At this time, Trump has garnered over 700k Twitter likes for his “gallant” Friday afternoon tweet. Here is that tweet.
Just spoke to @KanyeWest about his friend A$AP Rocky’s incarceration. I will be calling the very talented Prime Minister of Sweden to see what we can do about helping A$AP Rocky. So many people would like to see this quickly resolved!
— Donald J. Trump (@realDonaldTrump) July 19, 2019
In comes Justin Bieber, who’s worked with some of the biggest rappers in the world and who is friends with A$AP Rocky. Bieber is not known to be political. In fact, Friday night might have been his first big stab at politics and it was big. Besides his tweet getting an incredible response, it was the humanity in his tweet that put Trump to shame. Bieber basically said thanks for helping A$AP Friday, but how about releasing the migrant kids in cages along the U.S./Mexican borders.
Here’s Bieber’s tweet.
I want my friend out.. I appreciate you trying to help him. But while your at it @realDonaldTrump can you also let those kids out of cages?
— Justin Bieber (@justinbieber) July 20, 2019
Bieber’s tweet, at this time, has garnered over 800k likes, trumping Donald with some serious shade—and some serious heart.
Here’s to the celebrities who stick their necks out to stand up for what’s right in this country and in this world. They are well aware of the risks and know they could lose a substantial amount of fans, if not the majority of their base. But, as I like to say—what they lose for the good is often rewarded tenfold or more with new fans.
I wasn’t a Bieber fan. I am right now.

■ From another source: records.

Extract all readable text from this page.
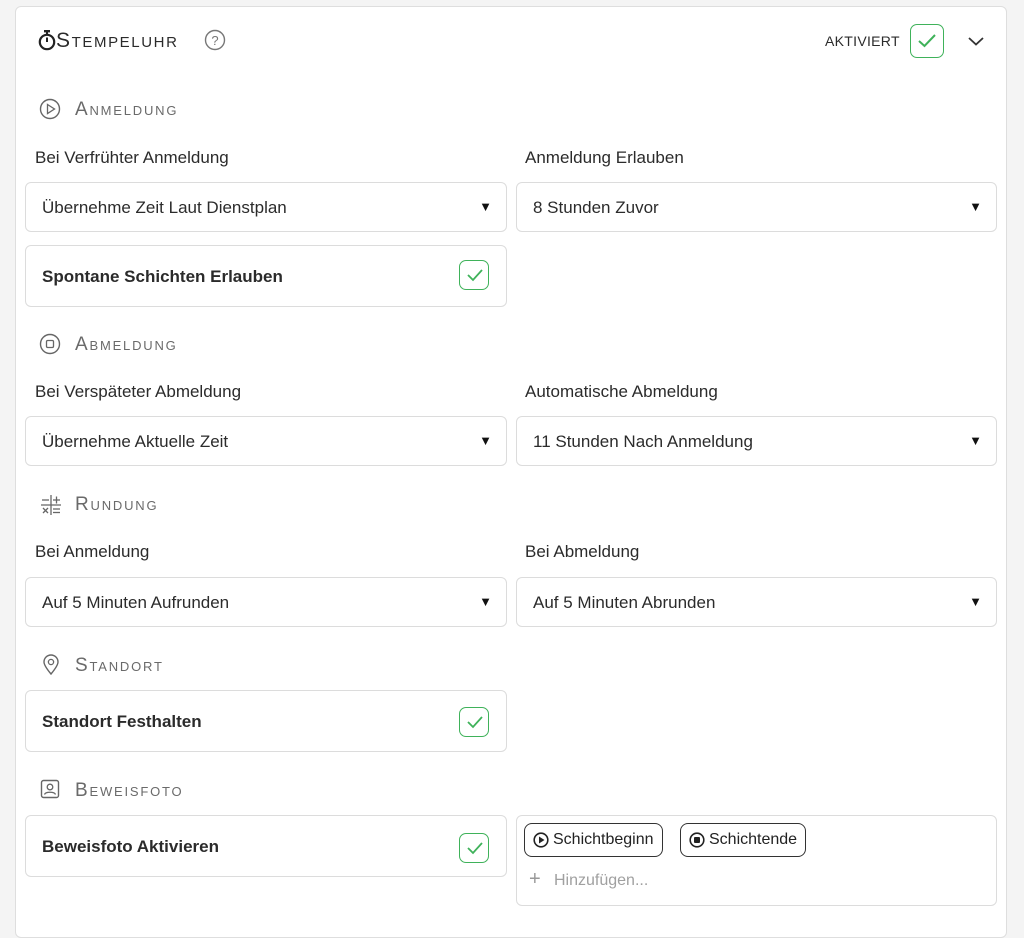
Stempeluhr	?	AKTIVIERT
Anmeldung
Bei Verfrühter Anmeldung	Anmeldung Erlauben
Übernehme Zeit Laut Dienstplan	▼ 8 Stunden Zuvor	▼
Spontane Schichten Erlauben
Abmeldung
Bei Verspäteter Abmeldung	Automatische Abmeldung
Übernehme Aktuelle Zeit	▼ 11 Stunden Nach Anmeldung	▼
Rundung
Bei Anmeldung	Bei Abmeldung
Auf 5 Minuten Aufrunden	▼ Auf 5 Minuten Abrunden	▼
Standort
Standort Festhalten
Beweisfoto
Beweisfoto Aktivieren	Schichtbeginn	Schichtende
+ Hinzufügen...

Not only because he publically shamed Trump, but because he brought more worldwide awareness to the atrocities for which Trump, and the Republicans who allow it, are responsible.
Some things we can do.
Human Rights Watch published some suggestions that one can do to help attenuate the problems with the border detention of children and innocent people simply seeking asylum and refuge—some from war-torn, deathly-violent, hunger-stricken and/or drug cartel-infested conditions. Here are four things you can ask the US Congress to do now:
1. End family separation. Yes, it’s still happening. Congress can and should require US Customs and Border Protection (CBP) to stop separating kids from parents and extended family members like grandmothers, aunts, and older siblings – people who are in many cases their caregivers.
This means also asking Congress to insist US agencies expedite family reunifications.
2. Make sure funding for CBP and the Office of Refugee Resettlement (ORR), which is responsible for long-term care of unaccompanied children and those separated from their families, is conditional on the agencies’ adherence to strict protection standards for children.
That means detention time limits in holding cells with toothbrushes, soap, showers, and mattresses for children while they’re in those holding cells.
3. Fund community-based alternatives to detention for kids who can’t immediately be placed with family members. That includes foster care arrangements and small, state-licensed group homes for teens, with appropriate supervision by social workers.
4. Write child rights protections into law and ensure the law is followed. CBP and its parent agency, the Department of Homeland Security, have consistently treated their own standards as optional and disregarded court orders. They’ve just proposed regulations that would give them even more discretion to detain children indefinitelyin abusive conditions. What’s needed is a statute on the books and a way to compel compliance.